The reason is that trees in urban areas don’t have as much competition for sunlight and nutrients, and there’s no incentive to cut them to sell, Carmicle-Rabich said.

Trees in the woods tend to grow taller as they stretch for sunlight, but don’t grow as much in circumference, Bean said.

Fayette County has the most trees on the state champion list, at 10.

The tree with the biggest girth on the state’s list is a bald cypress in the wet bottomland of Ballard County, at more than 34 feet. Foresters take the measure 4  1/2 feet up the trunk.

The tallest tree on the list is an Eastern cottonwood in McCracken County, at 165 feet.

Some species just don’t get that big, of course. The champion mountain maple, in Carter County, is 4 inches in circumference and 15 feet tall.

The list includes reminders of the threats to the state’s forests.

The champion American chestnut, in Adair County, is 10 feet around and has a beautiful crown, but is only 52 feet tall, far shorter than the chestnuts that dominated Eastern Kentucky’s forest before a blight decimated them in the 1930s.

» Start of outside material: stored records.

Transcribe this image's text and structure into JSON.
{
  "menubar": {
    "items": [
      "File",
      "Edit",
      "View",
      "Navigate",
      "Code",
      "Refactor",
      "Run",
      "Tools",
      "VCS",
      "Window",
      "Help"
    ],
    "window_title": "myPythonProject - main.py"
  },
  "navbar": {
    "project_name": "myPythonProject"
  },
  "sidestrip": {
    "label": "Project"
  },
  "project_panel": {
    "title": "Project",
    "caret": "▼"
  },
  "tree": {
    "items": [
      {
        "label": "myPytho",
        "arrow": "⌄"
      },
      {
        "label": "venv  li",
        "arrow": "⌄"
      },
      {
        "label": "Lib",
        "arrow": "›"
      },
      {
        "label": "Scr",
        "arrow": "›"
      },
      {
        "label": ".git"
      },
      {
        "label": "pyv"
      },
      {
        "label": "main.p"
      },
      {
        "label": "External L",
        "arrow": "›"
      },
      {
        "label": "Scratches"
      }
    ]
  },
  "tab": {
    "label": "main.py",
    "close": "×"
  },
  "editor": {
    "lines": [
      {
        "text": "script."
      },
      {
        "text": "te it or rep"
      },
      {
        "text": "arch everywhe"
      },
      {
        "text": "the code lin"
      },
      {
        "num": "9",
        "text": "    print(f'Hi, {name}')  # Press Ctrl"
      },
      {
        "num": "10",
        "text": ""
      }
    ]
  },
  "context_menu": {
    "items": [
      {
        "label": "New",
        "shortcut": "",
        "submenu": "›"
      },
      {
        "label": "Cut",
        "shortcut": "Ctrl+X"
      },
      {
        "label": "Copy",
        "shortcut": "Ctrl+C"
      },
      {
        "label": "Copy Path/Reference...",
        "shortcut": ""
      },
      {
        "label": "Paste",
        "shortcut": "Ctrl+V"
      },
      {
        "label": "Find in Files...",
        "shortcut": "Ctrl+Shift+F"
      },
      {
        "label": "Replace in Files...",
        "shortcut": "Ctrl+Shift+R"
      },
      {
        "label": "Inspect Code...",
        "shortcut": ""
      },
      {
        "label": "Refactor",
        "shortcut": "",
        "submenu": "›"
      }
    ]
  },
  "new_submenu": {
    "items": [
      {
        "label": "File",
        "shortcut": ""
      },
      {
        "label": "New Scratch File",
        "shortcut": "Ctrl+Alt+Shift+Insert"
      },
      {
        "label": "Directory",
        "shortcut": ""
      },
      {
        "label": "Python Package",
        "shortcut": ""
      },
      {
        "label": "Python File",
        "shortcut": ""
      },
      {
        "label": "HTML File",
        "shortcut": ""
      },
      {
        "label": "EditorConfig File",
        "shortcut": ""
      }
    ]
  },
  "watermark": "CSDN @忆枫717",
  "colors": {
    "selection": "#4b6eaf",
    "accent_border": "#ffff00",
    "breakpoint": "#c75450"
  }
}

These days, an insect called the hemlock woolly adelgid is killing the stately evergreens in more than 25 Eastern Kentucky counties. Another bug called the emerald ash borer has killed thousands of ash trees in Kentucky, including street trees in Lexington.

Invasive pests and the spread of non-native trees will change Kentucky’s wooded landscape over time, Bean said.

“We will have a different forest,” he said.

The problem of invasive pests has gotten worse over the last 30 years because of the rise in globalization, said Abe Nielsen, forest health specialist with the state Division of Forestry.

With more people and goods moving around the world, there is more potential or a bug or disease to be carried to a place where trees have not developed any resistance.

Nielsen recommended landowners have a forester look over their woodlands — which among other things could identify invasive species and potential problems — and come up with a management plan.

There are more threats on the horizon.

A pestilence that attacks walnut trees called thousand cankers disease has been identified in states bordering Kentucky. So too has the gypsy moth, which feeds on several kinds of trees, perhaps most notably oaks, and has caused widespread damage elsewhere.

“It’s right on our border,” Nielsen said.